For more than a month in 2003, after a fire at another plot of land owned by the Cheales, cattle were moved onto the Bunyards Farm plot, said Mr Edwards KC.

Mrs Poletti, who uses the land for walking dogs, bird-watching and picking wild berries since she moved in in 2002, said she had no recollection of that, saying she may have been on holiday.

There was much discussion about the state of an access point, with Mr Edwards KC suggesting a gap deliberately created by damaging the existing fence.

Mr Poletti replied: "It's (the gap) been there as long as I have been in the house. I never saw anyone vandalise it (the fence) - I never saw anyone cut it."

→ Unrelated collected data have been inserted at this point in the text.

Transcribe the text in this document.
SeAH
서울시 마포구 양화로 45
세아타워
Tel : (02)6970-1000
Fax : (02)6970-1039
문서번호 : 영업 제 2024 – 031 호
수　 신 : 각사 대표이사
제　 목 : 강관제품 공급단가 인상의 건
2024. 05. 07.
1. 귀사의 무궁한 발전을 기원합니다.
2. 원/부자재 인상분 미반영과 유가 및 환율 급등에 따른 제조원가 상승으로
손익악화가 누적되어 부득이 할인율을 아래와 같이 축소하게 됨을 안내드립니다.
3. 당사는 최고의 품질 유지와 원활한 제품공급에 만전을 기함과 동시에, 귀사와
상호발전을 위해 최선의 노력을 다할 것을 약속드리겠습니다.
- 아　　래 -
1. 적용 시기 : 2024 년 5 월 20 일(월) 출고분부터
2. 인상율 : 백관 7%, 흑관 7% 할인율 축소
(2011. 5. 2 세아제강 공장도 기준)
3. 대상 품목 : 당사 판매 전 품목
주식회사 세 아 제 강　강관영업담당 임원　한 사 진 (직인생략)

An aerial view of the land taken in 2000, just before the start of the relevant 20 year period
An aerial view of the land taken in 2000, just before the start of the relevant 20 year period

Mr Edwards KC objected to Mrs Poletti's repeated use of the world "dilapidated" to describe the upkeep of the fence.

Another resident Edward Musgrave was asked if he had ever seen the landowner repair fences.

He replied: "I didn't even know who the landowner was."

Kent County Council is the relevant local authority which deals with village green status.

The inquiry at County Hall in Maidstone is expected to last for four days before the inspector considers her recommendation.